Wednesday, August 31, 2011

First "Project"

Walk right foot up to notch in rail above left foot.  Lean back and high-step to good hold above left hand.   Rock up on left toe and undercling blocky knob...

When you climb a hard route, the crux sequence will often replay in your head for days after the effort. The replays can be so vivid that your limbs flex and tense in tune to the memory.  Quickly get comfortable on bad right undercling and bicycle right foot, left, then right onto the ledge.  It's really bad when you find yourself reaching for an absent chalk bag at your waist.

Since I usually pick routes I have a good chance of climbing "onsight," or first-try, the hard sections are short and manageable relative to my ability.  Drop hips, rock over and sit on right heel, maintain balance with two fingers on the pencil-width crimp to the right.  So the replays that echo in mind are usually short.

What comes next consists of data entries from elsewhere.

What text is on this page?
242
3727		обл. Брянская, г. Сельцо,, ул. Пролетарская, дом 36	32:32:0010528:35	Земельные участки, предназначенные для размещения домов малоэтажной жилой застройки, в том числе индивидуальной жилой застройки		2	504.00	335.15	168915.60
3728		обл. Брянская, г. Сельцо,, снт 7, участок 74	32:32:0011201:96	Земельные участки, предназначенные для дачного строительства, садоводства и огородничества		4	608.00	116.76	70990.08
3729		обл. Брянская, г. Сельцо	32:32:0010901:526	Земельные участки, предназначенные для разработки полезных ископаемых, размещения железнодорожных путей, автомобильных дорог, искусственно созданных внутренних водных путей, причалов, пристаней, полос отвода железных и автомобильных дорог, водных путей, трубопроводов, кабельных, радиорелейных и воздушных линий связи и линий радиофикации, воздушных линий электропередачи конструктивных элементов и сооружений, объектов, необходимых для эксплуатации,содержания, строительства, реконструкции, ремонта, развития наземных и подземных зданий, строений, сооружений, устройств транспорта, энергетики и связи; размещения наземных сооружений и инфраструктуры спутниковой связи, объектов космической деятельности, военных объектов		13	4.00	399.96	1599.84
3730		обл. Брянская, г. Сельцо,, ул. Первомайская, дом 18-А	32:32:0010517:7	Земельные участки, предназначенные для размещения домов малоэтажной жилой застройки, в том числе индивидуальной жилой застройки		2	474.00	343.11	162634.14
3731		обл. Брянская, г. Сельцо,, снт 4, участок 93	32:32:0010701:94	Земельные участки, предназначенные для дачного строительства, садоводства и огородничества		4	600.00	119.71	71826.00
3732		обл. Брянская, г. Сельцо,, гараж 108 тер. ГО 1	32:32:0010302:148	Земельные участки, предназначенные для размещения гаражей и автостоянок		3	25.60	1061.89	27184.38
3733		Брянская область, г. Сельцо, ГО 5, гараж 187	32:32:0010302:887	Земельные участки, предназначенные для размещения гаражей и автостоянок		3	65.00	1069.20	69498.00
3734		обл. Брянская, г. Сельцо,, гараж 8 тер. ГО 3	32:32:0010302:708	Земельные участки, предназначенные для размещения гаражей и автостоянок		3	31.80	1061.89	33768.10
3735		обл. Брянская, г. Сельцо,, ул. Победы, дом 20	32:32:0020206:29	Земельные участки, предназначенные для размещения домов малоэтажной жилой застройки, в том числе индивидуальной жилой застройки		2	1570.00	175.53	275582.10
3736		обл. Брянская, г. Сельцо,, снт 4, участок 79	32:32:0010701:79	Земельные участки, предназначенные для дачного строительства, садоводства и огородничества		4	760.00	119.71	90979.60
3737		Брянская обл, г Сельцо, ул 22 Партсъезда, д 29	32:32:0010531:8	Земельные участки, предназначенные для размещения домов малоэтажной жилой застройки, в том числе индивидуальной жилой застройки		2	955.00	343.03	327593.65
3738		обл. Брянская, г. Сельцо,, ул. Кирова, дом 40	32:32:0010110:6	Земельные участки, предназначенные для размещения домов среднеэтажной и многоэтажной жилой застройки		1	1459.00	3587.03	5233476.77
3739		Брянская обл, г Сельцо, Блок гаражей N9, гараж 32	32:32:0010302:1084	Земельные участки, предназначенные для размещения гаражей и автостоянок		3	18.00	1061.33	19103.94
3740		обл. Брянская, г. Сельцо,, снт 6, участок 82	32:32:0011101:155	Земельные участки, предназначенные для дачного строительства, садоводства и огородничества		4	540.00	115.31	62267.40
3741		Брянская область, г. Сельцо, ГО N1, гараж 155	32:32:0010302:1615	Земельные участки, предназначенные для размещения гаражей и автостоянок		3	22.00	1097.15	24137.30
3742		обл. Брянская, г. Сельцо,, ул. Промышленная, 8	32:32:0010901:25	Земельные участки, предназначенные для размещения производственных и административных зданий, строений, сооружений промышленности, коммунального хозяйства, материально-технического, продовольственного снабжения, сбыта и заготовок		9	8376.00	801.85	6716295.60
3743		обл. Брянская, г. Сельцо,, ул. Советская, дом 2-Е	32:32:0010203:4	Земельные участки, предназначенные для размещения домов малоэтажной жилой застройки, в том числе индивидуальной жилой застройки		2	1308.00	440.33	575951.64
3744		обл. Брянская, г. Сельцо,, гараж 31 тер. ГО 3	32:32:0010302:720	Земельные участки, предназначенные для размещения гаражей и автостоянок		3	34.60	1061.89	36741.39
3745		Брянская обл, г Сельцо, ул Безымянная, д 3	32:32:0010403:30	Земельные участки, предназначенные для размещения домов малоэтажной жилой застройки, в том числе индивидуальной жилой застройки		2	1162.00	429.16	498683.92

But this past weekend at the New River Gorge, Alex and I sought a "project," or a route at the edge of our ability that we'd only be able to complete if we relaxed our usual style constraints.  We would hang on the rope to inspect the route.  Slow the heart rate, clip the rope.  We would brush and clean the holds.  Slow the heart rate, get ready for the crux.  We would experiment with alternate sequences and rehearse every inch.

We chose a four star route called Jesus and Tequila, rated 5.12b, which the guide says requires all of the tricks in the book.  Go, no stopping.  You start by stepping onto the wall from a 10' boulder, then launch into powerful, overhanging moves on an arete, a technical and devious face through the crux, and then some long throws to a final roof crux.  Match left hand to pencil-width crimp, cross left foot over right on ledge.  

We spent hours on Saturday wrestling our way to reach the cruxes of the route.  Lean right and catch gaston with thumb.  Then we spent hours experimenting with different formulas to get through them, finding answers to the last problems just as darkness fell.  Peek down and place pointed right toe on low edge.

Wednesday, August 17, 2011

Ha Long has it been since I've had the wind knocked out of me like that?

The routes we'd done so far had been easy.  And for the moment I was happy with how high I'd coaxed myself to climb and release from the wall.  Next I'd back off on the height a little and try a backflip.  It should be a simple hop, crunch, tap the knees and layout for a graceful entry.

Deep water soloing in Ha Long Bay, Vietnam
I surveyed the jungle-topped limestone karsts that enclosed our section of the bay, peered down at the dark green water below and buzzed from the morning's dose of potent Vietnamese coffee.  Before my resolve could shake, I was off.  I hopped, crunched, tapped my knees and arched back into a perfect layout, but where I expected the now familiar plunging sensation there was nothing.  I felt sick to find myself looking at the sky again.  This was going to hurt.

In the darkness under water, my mind raced through what I knew to be the worst cases for deep water solo injuries. Broken back?  Ribs?  Lung collapse?  I need to be able swim or I'm done.  Don't gasp.  Wait.

When my face cleared the salty water I heard an animal's drawn-out bray escape my clenched torso.  Did the trauma knock me into some base survival mode?  Maybe this is the wind knocked out of me like back when I was a kid.  Fitting that I should sound like a jackass.

Amid the stinging numbness from my backside, the nauseating ache from my organs, and the almost-popped feeling from my lungs, I found that I could tread water just fine.  That's a good sign.  Really good.

The sound of my back slapping the water had attracted the attention of our basket boat around the corner.  Do I get them to come fast, do I need to be saved?  Or do I let them come slowly while I regain my dignity?

I tried to look nonchalant and assured myself that I was indeed treading water with no problem.  If I can do the heel hook and mantle to get onto the boat I'm going to be fine.

Toenails stained a lovely orange from my climbing slippers.
I hooked, mantled and rolled onto the deck of our dinghy of a boat.  I faced the driver and guide, who could speak no english.  How do you say, "I was trying to do something cool" in Vietnamese?